HST61005: History and Policy


15 credits

Module Leader 2020-21: Adrian Bingham


Module Summary

'History can and should improve public policy-making, helping to avoid reinventing the wheel and repeating past mistakes.' (History & Policy website).

This module will examine and evaluate the ways in which historians have tried to intervene in the public sphere and shape politics and policy-making. It will address debates about the difficulties of learning 'lessons' from the past and consider the responsibilities that historians have in taking a stance on controversies over past events, or in speaking truth to power.
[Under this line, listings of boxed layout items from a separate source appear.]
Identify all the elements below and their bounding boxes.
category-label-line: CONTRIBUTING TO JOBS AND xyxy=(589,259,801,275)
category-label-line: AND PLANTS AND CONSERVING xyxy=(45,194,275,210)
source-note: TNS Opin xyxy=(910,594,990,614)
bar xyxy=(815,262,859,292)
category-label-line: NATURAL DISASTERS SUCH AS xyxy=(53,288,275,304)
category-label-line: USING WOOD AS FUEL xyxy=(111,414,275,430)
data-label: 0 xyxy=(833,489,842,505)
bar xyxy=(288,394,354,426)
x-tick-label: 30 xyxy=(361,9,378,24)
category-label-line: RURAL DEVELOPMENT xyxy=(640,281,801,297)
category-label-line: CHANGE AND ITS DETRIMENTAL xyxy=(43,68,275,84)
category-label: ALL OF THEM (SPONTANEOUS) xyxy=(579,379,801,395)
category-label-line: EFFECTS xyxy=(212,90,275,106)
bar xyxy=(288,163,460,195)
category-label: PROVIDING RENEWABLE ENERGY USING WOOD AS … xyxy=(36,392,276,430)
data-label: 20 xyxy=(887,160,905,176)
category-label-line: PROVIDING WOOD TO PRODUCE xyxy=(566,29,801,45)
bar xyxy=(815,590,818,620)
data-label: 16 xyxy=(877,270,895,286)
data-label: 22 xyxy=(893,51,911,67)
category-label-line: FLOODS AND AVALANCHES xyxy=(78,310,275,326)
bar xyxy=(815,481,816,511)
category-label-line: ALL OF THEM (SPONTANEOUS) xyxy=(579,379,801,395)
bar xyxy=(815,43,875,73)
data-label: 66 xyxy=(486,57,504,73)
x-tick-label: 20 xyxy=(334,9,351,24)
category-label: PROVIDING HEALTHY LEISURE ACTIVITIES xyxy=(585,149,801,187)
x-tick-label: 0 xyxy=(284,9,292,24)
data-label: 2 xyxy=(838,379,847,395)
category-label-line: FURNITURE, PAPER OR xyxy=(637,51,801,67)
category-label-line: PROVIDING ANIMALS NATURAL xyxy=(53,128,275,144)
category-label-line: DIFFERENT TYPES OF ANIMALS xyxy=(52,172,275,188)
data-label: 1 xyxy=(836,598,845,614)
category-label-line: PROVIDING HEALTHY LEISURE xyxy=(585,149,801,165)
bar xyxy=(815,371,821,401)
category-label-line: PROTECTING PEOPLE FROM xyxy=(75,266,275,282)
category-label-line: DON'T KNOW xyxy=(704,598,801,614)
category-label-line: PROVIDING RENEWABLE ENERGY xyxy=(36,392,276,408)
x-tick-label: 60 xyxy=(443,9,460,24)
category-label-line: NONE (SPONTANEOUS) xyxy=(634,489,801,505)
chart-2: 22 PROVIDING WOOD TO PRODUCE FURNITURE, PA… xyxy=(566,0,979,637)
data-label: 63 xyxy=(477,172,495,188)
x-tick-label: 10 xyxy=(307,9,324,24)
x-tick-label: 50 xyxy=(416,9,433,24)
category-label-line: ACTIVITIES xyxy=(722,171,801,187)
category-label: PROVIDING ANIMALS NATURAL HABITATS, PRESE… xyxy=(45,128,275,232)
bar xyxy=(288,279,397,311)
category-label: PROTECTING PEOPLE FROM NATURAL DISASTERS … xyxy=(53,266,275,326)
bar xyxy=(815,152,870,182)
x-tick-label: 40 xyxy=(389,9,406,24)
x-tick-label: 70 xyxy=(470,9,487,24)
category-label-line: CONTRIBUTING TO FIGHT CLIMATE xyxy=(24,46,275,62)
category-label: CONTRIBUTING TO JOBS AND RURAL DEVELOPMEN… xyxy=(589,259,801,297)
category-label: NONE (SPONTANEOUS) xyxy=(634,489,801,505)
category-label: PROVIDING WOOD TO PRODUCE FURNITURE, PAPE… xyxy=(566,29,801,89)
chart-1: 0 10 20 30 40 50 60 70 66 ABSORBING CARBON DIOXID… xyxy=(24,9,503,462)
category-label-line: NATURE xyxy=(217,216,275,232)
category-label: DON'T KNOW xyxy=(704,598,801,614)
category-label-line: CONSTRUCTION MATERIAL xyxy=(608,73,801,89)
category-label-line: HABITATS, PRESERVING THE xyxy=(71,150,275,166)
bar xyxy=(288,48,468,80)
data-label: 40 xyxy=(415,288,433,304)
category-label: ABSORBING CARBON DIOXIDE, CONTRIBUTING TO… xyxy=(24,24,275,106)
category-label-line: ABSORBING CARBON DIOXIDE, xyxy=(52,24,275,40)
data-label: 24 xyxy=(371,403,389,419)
Students will read and critique policy papers from the History & Policy website, and then develop the skills to research and write their own accessible and meaningful policy-oriented reports on a historical topic.

 


Module aims

This module aims to:

  1. Introduce you to the debates and criticism surrounding the use of history in contemporary policy-making
  2. Provide you with a framework for assessing the value of policy interventions by historians
  3. Provide you with an understanding of good practice in producing policy briefings on historical subjects
  4. Enhance your ability to develop independent interpretations and judgements, and to present scholarly arguments.

Learning outcomes

By the end of the module, you should (be able to):

  1. Demonstrate familiarity with significant scholarly debates and criticism relating to the use of history in contemporary policy-making (Aim 1)
  2. Demonstrate the ability to discuss the value of policy interventions by historians within a critical framework informed by an appreciation of relevant scholarly literature (A2)
  3. Demonstrate an understanding of good practice in producing policy briefings on historical subjects (A3)
  4. Show the ability to develop independent interpretations and judgements, and to present scholarly arguments, orally and in formal written prose (A4).

Teaching

Learning hours
Seminar hours Tutorial hours Independent Learning
10 1 139

The module will be taught in five, two-hour classes. The two initial sessions will introduce the key debates on the relationship between history and policy-making, and discuss good practice in terms of producing policy briefings. (LOs 1, 3). In the following three session, students will identify, discuss and evaluate different ways in which historians have sought to intervene in policy-making (LO2). You will also have an opportunity to present policy ideas related to your own choice of historical topic (LO3). The classes will enable students to share knowledge, debate controversial issues and listen and respond to the views of others in a structured environment. You will, in addition, have individual tutorial contact with the module leader to discuss your written work for this module (LO4).

 

Assessment

Assessment methods
Assessment % of final mark Length
Coursework 100% 3000 words

You will prepare a 3000-word policy briefing in the format of those produced for the History & Policy website (LOs 1, 2, 3, 4, 5).

 

Selected reading

  • Faye Sayer, 'Policy, Politics and History' in Public History: A Practical Guide (Second edition, 2019)
  • Matthew Grant, 'History and Policy', in Tracey Loughran, ed., A Practical Guide to Studying History: Skill and Approaches (2017)
  • Jo Guldi and David Armitage, The History Manifesto (2014)
  • http://www.historyandpolicy.org/

 

 

*The content of our courses is reviewed annually to make sure it's up-to-date and relevant. Individual modules are occasionally updated or withdrawn. This is in response to discoveries through our world-leading research; funding changes; professional accreditation requirements; student or employer feedback; outcomes of reviews; and variations in staff or student numbers. In the event of any change we'll consult and inform students in good time and take reasonable steps to minimise disruption.